Nwolise is a 49-year-old Nigerian who was found guilty in September 2004 of trafficking 1.18 kilos of heroin through Sukarno-Hatta International Airport in Jakarta in 2002.
His clemency appeal was rejected in February this year.
The previous month, Indonesia’s national narcotics body said he was running a drugs ring in jail, according to Nigeria’s National Drug Law Enforcement Agency (NDLEA).
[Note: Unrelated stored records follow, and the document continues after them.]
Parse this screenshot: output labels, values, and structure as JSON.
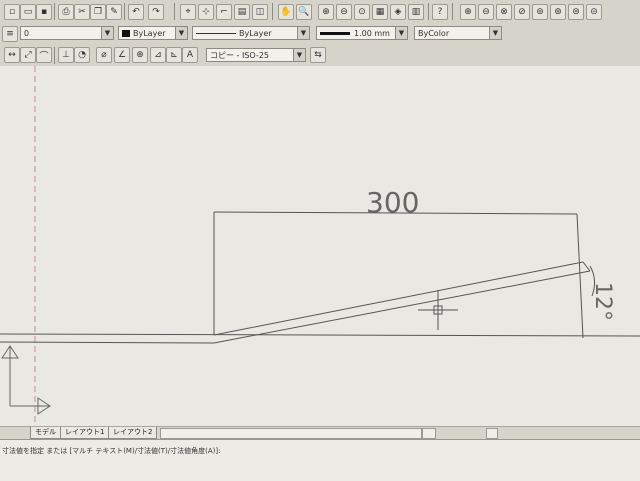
{
  "toolbar": {
    "zoom_icons_count": "",
    "help_glyph": "?"
  },
  "properties": {
    "layer_value": "0",
    "color_value": "ByLayer",
    "linetype_value": "ByLayer",
    "lineweight_value": "1.00 mm",
    "plotstyle_value": "ByColor"
  },
  "dimstyle": {
    "value": "コピー - ISO-25"
  },
  "drawing": {
    "dimension_text": "300",
    "angle_text": "12°"
  },
  "tabs": [
    {
      "label": "モデル"
    },
    {
      "label": "レイアウト1"
    },
    {
      "label": "レイアウト2"
    }
  ],
  "command": {
    "line1": "寸法値を指定 または [マルチ テキスト(M)/寸法値(T)/寸法値角度(A)]:",
    "line2": ""
  }
}
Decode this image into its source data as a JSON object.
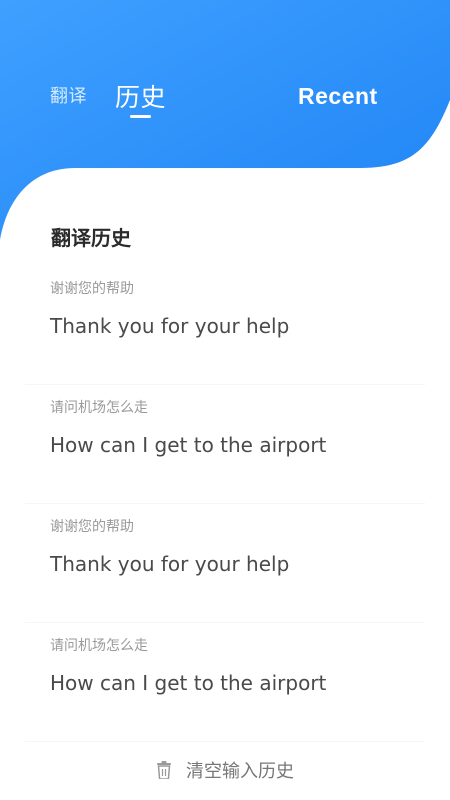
{
  "colors": {
    "accent": "#1f84f5",
    "accent_light": "#3fa0ff",
    "title_text": "#2b2b2b",
    "secondary_text": "#9a9a9a",
    "primary_text": "#4a4a4a"
  },
  "tabs": {
    "translate_label": "翻译",
    "history_label": "历史",
    "active": "history"
  },
  "header": {
    "recent_label": "Recent"
  },
  "section": {
    "title": "翻译历史"
  },
  "history": {
    "items": [
      {
        "source": "谢谢您的帮助",
        "target": "Thank you for your help"
      },
      {
        "source": "请问机场怎么走",
        "target": "How can I get to the airport"
      },
      {
        "source": "谢谢您的帮助",
        "target": "Thank you for your help"
      },
      {
        "source": "请问机场怎么走",
        "target": "How can I get to the airport"
      }
    ]
  },
  "footer": {
    "clear_icon": "trash-icon",
    "clear_label": "清空输入历史"
  }
}
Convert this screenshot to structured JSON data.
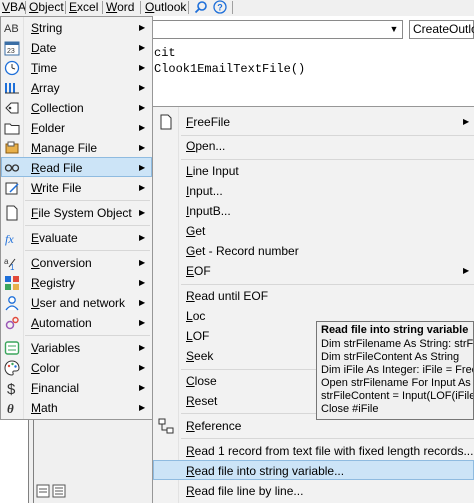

                      In this tv grab picture taken from Indonesian Metro TV on March 5, 2015, show undated photograph of Nigerian death row prisonerRaheem Agbaje Salami is seen in penitentiary in Madiun, eastern Java island and Silvester Obiekwe Nwolise in Nusakambangan prison.
                                                    AGBAJE SALAMI AND OBIEKWE NWOLISE

Myuran Sukumaran

A ringleader of the Bali Nine drugs smuggling syndicate, Sukumaran was born in London in 1981 and moved with his Sri Lankan family to Australia when he was a child.
He dropped out of university and became involved in the Sydney drugs and party scene. Enticed by the prospect of easy money, in 2005 he helped to organise a shipment of heroin destined for Australia, but was caught and sentenced to death a year later

Sukumaran said the shock of jail prompted him to change his life and he has become a model prisoner, teaching other inmates English and art.

Andrew Chan
Like Sukumaran, Chan, 31, also hails from Sydney. He was born in 1984 to Chinese-immigrant parents Ken and Helen, who spent some four decades running restaurants. Chan started taking drugs when he was 16 and said his parents were unable to control him.
Just two years after Chan’s parents retired, they were told their 21-year-old son had been arrested in Indonesia for being a ringleader of a heroin-smuggling gang. In jail he has become a committed Christian and, after six years of theology study, he was ordained as a minister in February.

Serge Atlaoui

A welder by trade and father of four, Atlaoui was nabbed in a 2005 raid on a secret drug laboratory outside Jakarta. The 51-year-old French national has maintained his innocence, claiming he was installing machinery in what he thought was an acrylics plant. But police describe him as a “chemist” in the massive drugs factory.
Atlaoui appealed against his life sentence only to have it upgraded to death in 2007. He has been detained on Nusakambangan island, the site of executions for Indonesia’s worst criminals, for 10 years.
His wife Sabine has been making the long journey from Europe to the remote island with their children –- including three-year-old Yasin –- for many years.

Mary Jane Veloso

Born to a poor family in the Philippines, Veloso, 30, is a single mother of two boys who insists she went to Indonesia for a job as a maid and was duped by an international drug syndicate.
She was arrested in 2009 with 2.6 kilograms (5.7 pounds) of heroin sewn into the lining of her suitcase.
Veloso says she was first offered a job by a friend in Malaysia, but upon her arrival she was told the work was actually in Indonesia so immediately flew there. She claims the heroin was secretly hidden in her suitcase in Malaysia.
Her sons, now aged six and 12, are spending her final days with her in Indonesia.

Rodrigo Gularte

Brazilian Gularte, 42, was arrested in 2004 while trying to enter Indonesia with six kilograms of cocaine stashed in his surfing gear.
His family have tried without success to obtain clemency for him by saying doctors have classed him as paranoid schizophrenic, which would normally see him transferred to a psychiatric facility.